Director: Amanda Nell Eu
Year: 2023
Country: Malaysia
Rating: 7.0
This coming-of-age film touches on a myriad of subjects from puberty to bullying to friendships, parental conflict, religious conservatism and societal taboos - all under the cover of a folk-horror tale. The transgressiveness of the film right from the beginning is particularly surprising in that it was made in Islamic Malaysia which is very strict in what is allowed to be depicted. And in fact, the version seen in that country was highly censured. From what I have read they censored scenes of dancing, blood on a tampon, the taking off of the school-girls Abaya, the trying on of a brassiere on top of her clothes. Things that would go unnoticed in a film from The West but are asking for trouble in a country like Malaysia. While watching the film it is difficult to discern how much of it is real, how much fantasy, how much are dreams, how much is symbolism, how much the imagination of a young girl under stress or even how much is the perspective of the religious establishment. Is she being seen and judged through their eyes. Or is this just a modern-day folk tale of the Pontianak or a Penanggal, a story that will be told to scare children late at night to behave correctly.  On top of this is the fact that the director is a female, Amanda Nell Eu, who went to film school in London. Considering the content of the film - revolving around a girl's first menstruation, that makes sense. It is a subject that men tend to stay away from.



Three eleven-year-old female friends - gather in the woman's bathroom at school to frolic. Zaffan (Zafreen Zairizal) begins a wild frantic dance that her two friends video on their phone. It is likely that it is something she saw on TikTok. Then she takes off her Abaya revealing her pants and shirt beneath. Already a breach of Islamic decorum. Then she shows her friends that she is wearing a bra - and takes it off to allow her friend Farah (Deena Ezral) to put it on over her clothes. Three close friends in this rural town surrounded by the jungle.  But then Zaffan gets her first period and everything changes.



It puts her in a category from the other girls.
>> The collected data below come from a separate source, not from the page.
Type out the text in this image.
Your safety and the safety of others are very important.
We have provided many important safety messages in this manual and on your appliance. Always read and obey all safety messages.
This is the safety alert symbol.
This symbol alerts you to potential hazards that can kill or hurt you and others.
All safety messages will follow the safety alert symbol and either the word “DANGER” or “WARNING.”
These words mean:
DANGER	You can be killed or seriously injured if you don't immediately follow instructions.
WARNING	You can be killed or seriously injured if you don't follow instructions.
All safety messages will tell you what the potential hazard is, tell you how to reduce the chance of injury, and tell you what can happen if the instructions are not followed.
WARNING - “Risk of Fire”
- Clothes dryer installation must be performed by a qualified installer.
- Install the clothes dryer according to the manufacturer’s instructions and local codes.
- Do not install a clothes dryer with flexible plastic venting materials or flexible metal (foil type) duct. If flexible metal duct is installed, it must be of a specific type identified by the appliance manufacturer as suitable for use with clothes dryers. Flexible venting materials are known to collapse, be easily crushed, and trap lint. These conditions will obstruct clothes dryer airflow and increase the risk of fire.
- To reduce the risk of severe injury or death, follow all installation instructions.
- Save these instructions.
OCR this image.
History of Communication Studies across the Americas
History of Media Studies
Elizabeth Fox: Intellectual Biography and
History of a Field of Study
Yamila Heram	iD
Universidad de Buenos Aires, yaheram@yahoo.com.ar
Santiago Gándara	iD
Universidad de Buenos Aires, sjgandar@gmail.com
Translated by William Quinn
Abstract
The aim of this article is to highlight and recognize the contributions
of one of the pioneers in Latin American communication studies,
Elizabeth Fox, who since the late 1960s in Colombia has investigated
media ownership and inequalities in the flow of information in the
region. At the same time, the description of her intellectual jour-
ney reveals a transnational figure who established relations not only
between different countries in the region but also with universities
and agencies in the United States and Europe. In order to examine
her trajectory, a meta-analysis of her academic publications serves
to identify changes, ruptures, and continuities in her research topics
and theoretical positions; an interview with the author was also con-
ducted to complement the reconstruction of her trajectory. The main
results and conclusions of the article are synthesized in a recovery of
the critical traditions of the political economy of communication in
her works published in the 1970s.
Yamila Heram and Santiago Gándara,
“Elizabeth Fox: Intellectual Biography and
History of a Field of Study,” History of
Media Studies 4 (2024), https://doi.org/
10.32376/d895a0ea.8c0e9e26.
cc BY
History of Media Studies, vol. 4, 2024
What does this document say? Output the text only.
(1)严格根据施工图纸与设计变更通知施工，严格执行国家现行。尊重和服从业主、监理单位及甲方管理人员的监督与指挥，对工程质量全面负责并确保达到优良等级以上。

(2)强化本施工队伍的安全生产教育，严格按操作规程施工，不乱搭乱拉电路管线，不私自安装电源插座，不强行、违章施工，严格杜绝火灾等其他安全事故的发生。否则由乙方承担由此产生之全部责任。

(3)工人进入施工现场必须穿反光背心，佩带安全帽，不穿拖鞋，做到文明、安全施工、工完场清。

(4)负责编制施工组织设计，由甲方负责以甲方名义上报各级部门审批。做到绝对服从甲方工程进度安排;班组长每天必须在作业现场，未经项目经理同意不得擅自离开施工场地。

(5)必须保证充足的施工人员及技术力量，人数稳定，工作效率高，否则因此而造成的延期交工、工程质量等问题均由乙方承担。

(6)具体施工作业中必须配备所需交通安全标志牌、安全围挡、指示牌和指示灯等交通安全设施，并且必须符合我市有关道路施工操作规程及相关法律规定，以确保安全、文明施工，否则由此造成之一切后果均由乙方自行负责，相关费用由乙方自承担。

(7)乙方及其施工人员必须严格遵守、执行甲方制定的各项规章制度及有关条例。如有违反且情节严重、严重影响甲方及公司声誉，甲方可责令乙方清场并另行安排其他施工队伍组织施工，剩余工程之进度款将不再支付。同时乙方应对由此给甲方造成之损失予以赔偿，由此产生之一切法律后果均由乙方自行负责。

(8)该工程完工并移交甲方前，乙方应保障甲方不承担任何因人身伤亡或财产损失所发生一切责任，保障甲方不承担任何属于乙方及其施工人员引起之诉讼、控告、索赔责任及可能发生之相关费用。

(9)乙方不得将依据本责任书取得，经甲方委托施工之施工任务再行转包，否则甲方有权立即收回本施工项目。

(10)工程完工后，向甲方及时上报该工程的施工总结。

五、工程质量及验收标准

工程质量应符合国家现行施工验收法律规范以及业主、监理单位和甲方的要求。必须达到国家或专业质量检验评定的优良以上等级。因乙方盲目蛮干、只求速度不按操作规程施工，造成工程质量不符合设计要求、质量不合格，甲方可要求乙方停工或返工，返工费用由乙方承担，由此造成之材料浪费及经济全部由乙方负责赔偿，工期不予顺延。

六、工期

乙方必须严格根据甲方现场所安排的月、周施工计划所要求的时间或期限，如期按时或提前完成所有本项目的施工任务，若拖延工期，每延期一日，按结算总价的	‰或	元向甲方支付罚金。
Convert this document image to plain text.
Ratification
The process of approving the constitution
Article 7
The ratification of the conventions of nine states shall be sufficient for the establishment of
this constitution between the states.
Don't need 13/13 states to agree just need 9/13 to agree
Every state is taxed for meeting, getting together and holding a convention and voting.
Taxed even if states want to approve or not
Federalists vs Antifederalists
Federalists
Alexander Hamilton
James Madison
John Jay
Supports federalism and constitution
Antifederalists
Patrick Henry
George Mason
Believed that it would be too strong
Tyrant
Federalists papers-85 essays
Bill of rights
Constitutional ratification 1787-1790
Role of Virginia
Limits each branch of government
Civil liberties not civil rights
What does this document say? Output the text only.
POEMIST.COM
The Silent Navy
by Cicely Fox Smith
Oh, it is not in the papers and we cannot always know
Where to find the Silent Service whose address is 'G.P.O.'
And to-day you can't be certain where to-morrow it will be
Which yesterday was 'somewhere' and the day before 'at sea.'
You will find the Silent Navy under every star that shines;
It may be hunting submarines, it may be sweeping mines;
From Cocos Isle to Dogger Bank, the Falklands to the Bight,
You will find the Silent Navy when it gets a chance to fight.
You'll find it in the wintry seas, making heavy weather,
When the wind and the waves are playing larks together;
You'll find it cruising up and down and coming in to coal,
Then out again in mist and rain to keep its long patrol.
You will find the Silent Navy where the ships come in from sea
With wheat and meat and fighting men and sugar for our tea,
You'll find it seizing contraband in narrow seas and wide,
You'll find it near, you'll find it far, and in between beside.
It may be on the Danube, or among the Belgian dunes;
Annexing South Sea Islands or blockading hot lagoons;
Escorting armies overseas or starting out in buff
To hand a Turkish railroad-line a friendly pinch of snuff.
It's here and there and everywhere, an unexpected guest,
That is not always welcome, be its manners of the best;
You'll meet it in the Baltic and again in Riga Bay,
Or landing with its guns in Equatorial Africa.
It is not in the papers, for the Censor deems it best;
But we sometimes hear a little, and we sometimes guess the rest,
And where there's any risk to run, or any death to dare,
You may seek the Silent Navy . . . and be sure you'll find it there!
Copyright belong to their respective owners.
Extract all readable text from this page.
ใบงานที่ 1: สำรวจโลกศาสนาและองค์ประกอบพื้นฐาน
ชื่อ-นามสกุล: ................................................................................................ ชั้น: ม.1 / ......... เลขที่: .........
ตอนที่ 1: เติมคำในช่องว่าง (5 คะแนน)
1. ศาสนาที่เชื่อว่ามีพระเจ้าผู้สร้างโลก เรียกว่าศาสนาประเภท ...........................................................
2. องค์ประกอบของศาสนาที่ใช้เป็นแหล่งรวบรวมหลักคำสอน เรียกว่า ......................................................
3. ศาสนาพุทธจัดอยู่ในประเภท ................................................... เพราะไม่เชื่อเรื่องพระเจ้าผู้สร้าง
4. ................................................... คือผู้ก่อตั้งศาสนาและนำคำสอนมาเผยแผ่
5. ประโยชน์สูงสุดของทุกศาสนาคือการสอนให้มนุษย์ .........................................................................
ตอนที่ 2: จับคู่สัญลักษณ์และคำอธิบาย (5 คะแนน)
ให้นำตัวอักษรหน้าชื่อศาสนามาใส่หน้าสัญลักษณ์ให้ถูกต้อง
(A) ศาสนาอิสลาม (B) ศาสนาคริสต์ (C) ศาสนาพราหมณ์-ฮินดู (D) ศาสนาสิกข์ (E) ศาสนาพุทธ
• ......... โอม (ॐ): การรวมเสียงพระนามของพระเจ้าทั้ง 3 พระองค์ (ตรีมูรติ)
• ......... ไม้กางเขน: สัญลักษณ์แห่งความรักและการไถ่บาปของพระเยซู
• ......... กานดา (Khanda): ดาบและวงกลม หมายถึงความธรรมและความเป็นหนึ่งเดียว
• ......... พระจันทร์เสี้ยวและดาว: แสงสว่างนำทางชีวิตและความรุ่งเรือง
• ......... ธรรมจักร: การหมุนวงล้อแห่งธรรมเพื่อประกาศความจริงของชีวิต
She no longer has to attend prayer at the school. She gets whelps all over her body, omits a revolting odor that drives her friends away, sees demons in the treetops. And begins to get a hunger. All of her friends at school turn on her, bully her, humiliate her and there is a mass hysteria that overcomes them. At home she gets no support from her parents. She is going through body changes and has no one to talk to. She is able to scamper up trees and rundown small animals. That hunger. But then the film confuses us by having her back at school wearing her uniform in class - was it all a dream, a fantasy, a wish. An Islamic exorcist is brought in by her father; primarily because she has become so disobedient.  The film moves slowly, adding layers of disquiet but it never quite goes where you expect it to or want it to. The horror is off screen. I am sure everyone wanted Farah to become a meal. Instead, it goes into the mystic and you are not quite sure what you have witnessed.